Not a sexy product category, but NAD’s new decision involving anti-fungal products for athlete’s foot treatment is well worth a read if you’re making #1 Recommended claims.
This case involved a #1 Pharmacist Recommended claim made by Arcadia Consumer Healthcare for its Fungi-Nail brand of products. The claim was challenged by Advantice Health, maker of competitive fungal nail products. At issue was whether the survey of pharmacists relied upon by the advertiser for its claim provided adequate substantiation for this significant claim. As NAD noted, “[p]harmacist recommended claims carry a great deal of weight with consumers. Consumers trust that pharmacists’ recommendations are unbiased and based on reliable and accurate information.”
By way of background, NAD noted that “it is well-established that pharmacist recommended claims require a well-conducted, random, statistically significant survey of pharmacists showing that a substantial percentage of pharmacists recommend the product. Moreover, the pharmacists’ conclusions should be based on their experience and what they actually recommend in their daily practice.” Further, to support such a claim within a broad product category, an advertiser should compare itself to at least 85% of the relevant marketplace.

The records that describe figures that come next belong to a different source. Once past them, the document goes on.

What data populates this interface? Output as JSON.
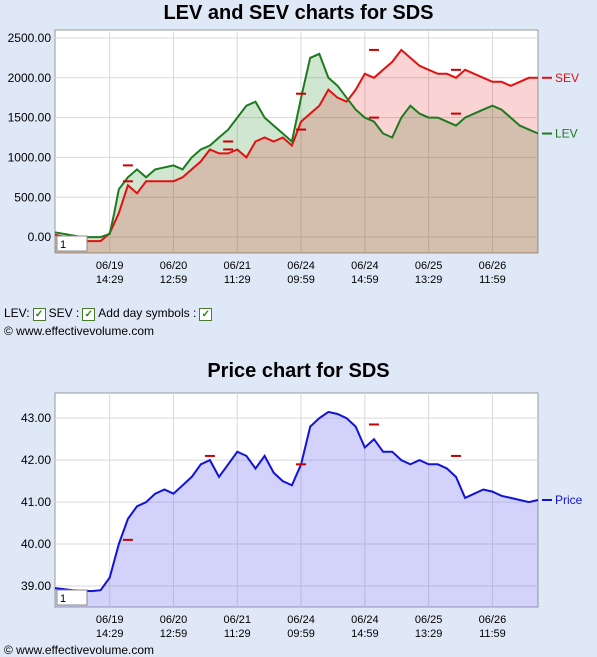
{
  "chart_data": [
    {
      "type": "line",
      "title": "LEV and SEV charts for SDS",
      "ylim": [
        -200,
        2600
      ],
      "y_ticks": [
        "2500.00",
        "2000.00",
        "1500.00",
        "1000.00",
        "500.00",
        "0.00"
      ],
      "y_tick_values": [
        2500,
        2000,
        1500,
        1000,
        500,
        0
      ],
      "x_ticks": [
        {
          "date": "06/19",
          "time": "14:29"
        },
        {
          "date": "06/20",
          "time": "12:59"
        },
        {
          "date": "06/21",
          "time": "11:29"
        },
        {
          "date": "06/24",
          "time": "09:59"
        },
        {
          "date": "06/24",
          "time": "14:59"
        },
        {
          "date": "06/25",
          "time": "13:29"
        },
        {
          "date": "06/26",
          "time": "11:59"
        }
      ],
      "x_tick_positions": [
        0,
        7,
        14,
        21,
        28,
        35,
        42
      ],
      "x_range": [
        -6,
        47
      ],
      "series": [
        {
          "name": "LEV",
          "color": "#1e7a1e",
          "values": [
            [
              -6,
              60
            ],
            [
              -3,
              0
            ],
            [
              -1,
              0
            ],
            [
              0,
              40
            ],
            [
              0.5,
              300
            ],
            [
              1,
              600
            ],
            [
              2,
              750
            ],
            [
              3,
              850
            ],
            [
              4,
              750
            ],
            [
              5,
              850
            ],
            [
              7,
              900
            ],
            [
              8,
              850
            ],
            [
              9,
              1000
            ],
            [
              10,
              1100
            ],
            [
              11,
              1150
            ],
            [
              12,
              1250
            ],
            [
              13,
              1350
            ],
            [
              14,
              1500
            ],
            [
              15,
              1650
            ],
            [
              16,
              1700
            ],
            [
              17,
              1500
            ],
            [
              18,
              1400
            ],
            [
              19,
              1300
            ],
            [
              20,
              1200
            ],
            [
              21,
              1750
            ],
            [
              22,
              2250
            ],
            [
              23,
              2300
            ],
            [
              24,
              2000
            ],
            [
              25,
              1900
            ],
            [
              26,
              1750
            ],
            [
              27,
              1600
            ],
            [
              28,
              1500
            ],
            [
              29,
              1450
            ],
            [
              30,
              1300
            ],
            [
              31,
              1250
            ],
            [
              32,
              1500
            ],
            [
              33,
              1650
            ],
            [
              34,
              1550
            ],
            [
              35,
              1500
            ],
            [
              36,
              1500
            ],
            [
              37,
              1450
            ],
            [
              38,
              1400
            ],
            [
              39,
              1500
            ],
            [
              40,
              1550
            ],
            [
              41,
              1600
            ],
            [
              42,
              1650
            ],
            [
              43,
              1600
            ],
            [
              44,
              1500
            ],
            [
              45,
              1400
            ],
            [
              46,
              1350
            ],
            [
              47,
              1300
            ]
          ]
        },
        {
          "name": "SEV",
          "color": "#e11111",
          "values": [
            [
              -6,
              30
            ],
            [
              -3,
              -50
            ],
            [
              -1,
              -50
            ],
            [
              0,
              50
            ],
            [
              1,
              300
            ],
            [
              2,
              650
            ],
            [
              3,
              550
            ],
            [
              4,
              700
            ],
            [
              5,
              700
            ],
            [
              7,
              700
            ],
            [
              8,
              750
            ],
            [
              9,
              850
            ],
            [
              10,
              950
            ],
            [
              11,
              1100
            ],
            [
              12,
              1050
            ],
            [
              13,
              1050
            ],
            [
              14,
              1100
            ],
            [
              15,
              1000
            ],
            [
              16,
              1200
            ],
            [
              17,
              1250
            ],
            [
              18,
              1200
            ],
            [
              19,
              1250
            ],
            [
              20,
              1150
            ],
            [
              21,
              1450
            ],
            [
              22,
              1550
            ],
            [
              23,
              1650
            ],
            [
              24,
              1850
            ],
            [
              25,
              1750
            ],
            [
              26,
              1700
            ],
            [
              27,
              1850
            ],
            [
              28,
              2050
            ],
            [
              29,
              2000
            ],
            [
              30,
              2100
            ],
            [
              31,
              2200
            ],
            [
              32,
              2350
            ],
            [
              33,
              2250
            ],
            [
              34,
              2150
            ],
            [
              35,
              2100
            ],
            [
              36,
              2050
            ],
            [
              37,
              2050
            ],
            [
              38,
              2000
            ],
            [
              39,
              2100
            ],
            [
              40,
              2050
            ],
            [
              41,
              2000
            ],
            [
              42,
              1950
            ],
            [
              43,
              1950
            ],
            [
              44,
              1900
            ],
            [
              45,
              1950
            ],
            [
              46,
              2000
            ],
            [
              47,
              2000
            ]
          ]
        }
      ],
      "legend": [
        "LEV",
        "SEV"
      ],
      "legend_position": "right",
      "day_markers": [
        {
          "x": 2,
          "y": 900
        },
        {
          "x": 2,
          "y": 700
        },
        {
          "x": 13,
          "y": 1200
        },
        {
          "x": 13,
          "y": 1100
        },
        {
          "x": 21,
          "y": 1800
        },
        {
          "x": 21,
          "y": 1350
        },
        {
          "x": 29,
          "y": 2350
        },
        {
          "x": 29,
          "y": 1500
        },
        {
          "x": 38,
          "y": 2100
        },
        {
          "x": 38,
          "y": 1550
        }
      ],
      "input_value": "1",
      "grid": true
    },
    {
      "type": "area",
      "title": "Price chart for SDS",
      "ylim": [
        38.5,
        43.6
      ],
      "y_ticks": [
        "43.00",
        "42.00",
        "41.00",
        "40.00",
        "39.00"
      ],
      "y_tick_values": [
        43,
        42,
        41,
        40,
        39
      ],
      "x_ticks": [
        {
          "date": "06/19",
          "time": "14:29"
        },
        {
          "date": "06/20",
          "time": "12:59"
        },
        {
          "date": "06/21",
          "time": "11:29"
        },
        {
          "date": "06/24",
          "time": "09:59"
        },
        {
          "date": "06/24",
          "time": "14:59"
        },
        {
          "date": "06/25",
          "time": "13:29"
        },
        {
          "date": "06/26",
          "time": "11:59"
        }
      ],
      "x_tick_positions": [
        0,
        7,
        14,
        21,
        28,
        35,
        42
      ],
      "x_range": [
        -6,
        47
      ],
      "series": [
        {
          "name": "Price",
          "color": "#1212d8",
          "values": [
            [
              -6,
              38.95
            ],
            [
              -4,
              38.9
            ],
            [
              -2,
              38.88
            ],
            [
              -1,
              38.9
            ],
            [
              0,
              39.2
            ],
            [
              1,
              40.0
            ],
            [
              2,
              40.6
            ],
            [
              3,
              40.9
            ],
            [
              4,
              41.0
            ],
            [
              5,
              41.2
            ],
            [
              6,
              41.3
            ],
            [
              7,
              41.2
            ],
            [
              8,
              41.4
            ],
            [
              9,
              41.6
            ],
            [
              10,
              41.9
            ],
            [
              11,
              42.0
            ],
            [
              12,
              41.6
            ],
            [
              13,
              41.9
            ],
            [
              14,
              42.2
            ],
            [
              15,
              42.1
            ],
            [
              16,
              41.8
            ],
            [
              17,
              42.1
            ],
            [
              18,
              41.7
            ],
            [
              19,
              41.5
            ],
            [
              20,
              41.4
            ],
            [
              21,
              41.9
            ],
            [
              22,
              42.8
            ],
            [
              23,
              43.0
            ],
            [
              24,
              43.15
            ],
            [
              25,
              43.1
            ],
            [
              26,
              43.0
            ],
            [
              27,
              42.8
            ],
            [
              28,
              42.3
            ],
            [
              29,
              42.5
            ],
            [
              30,
              42.2
            ],
            [
              31,
              42.2
            ],
            [
              32,
              42.0
            ],
            [
              33,
              41.9
            ],
            [
              34,
              42.0
            ],
            [
              35,
              41.9
            ],
            [
              36,
              41.9
            ],
            [
              37,
              41.8
            ],
            [
              38,
              41.6
            ],
            [
              39,
              41.1
            ],
            [
              40,
              41.2
            ],
            [
              41,
              41.3
            ],
            [
              42,
              41.25
            ],
            [
              43,
              41.15
            ],
            [
              44,
              41.1
            ],
            [
              45,
              41.05
            ],
            [
              46,
              41.0
            ],
            [
              47,
              41.05
            ]
          ]
        }
      ],
      "legend": [
        "Price"
      ],
      "legend_position": "right",
      "day_markers": [
        {
          "x": 2,
          "y": 40.1
        },
        {
          "x": 11,
          "y": 42.1
        },
        {
          "x": 21,
          "y": 41.9
        },
        {
          "x": 29,
          "y": 42.85
        },
        {
          "x": 38,
          "y": 42.1
        }
      ],
      "input_value": "1",
      "grid": true
    }
  ],
  "controls": {
    "lev_label": "LEV:",
    "sev_label": "SEV :",
    "day_symbols_label": "Add day symbols :",
    "checkmark": "✓"
  },
  "copyright": "© www.effectivevolume.com",
  "copyright_bottom": "© www.effectivevolume.com"
}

Here, NAD determined that the advertiser’s survey was neither reliable nor representative and, thus, was inadequate to support its “#1 Pharmacist Recommended” claim. Although the survey was appropriately designed to include the right survey population, geographic diversity, and to glean what products the pharmacists actually recommend in their practice, it did not include the right products, i.e., those products that were representative of the entire OTC antifungal marketplace. Indeed, the survey did not include any of the leading products in the category.
Although the advertiser argued that its omission of the leading products was appropriate because, it claimed, its own product is a “specialty product” in a different category from the leading brand products, NAD rejected that argument, finding that the advertiser’s product and the leading products are all antifungals treating athlete’s foot. NAD also rejected advertiser’s argument that its use of a different type of applicator for its product did not create a special category for it that would justify the omission of the leading products (with different applicators) from the survey.
Finally, NAD found the survey unreliable because it was conducted prior to a formula change in the advertiser’s product, specifically to the product’s active ingredient, and because the survey instrument conflated questions about products and brands. Accordingly, NAD recommended the challenged claim be discontinued and the advertiser agreed to comply. Case Report #6400.
(Description of image for visually-impaired readers: drawing of feet.)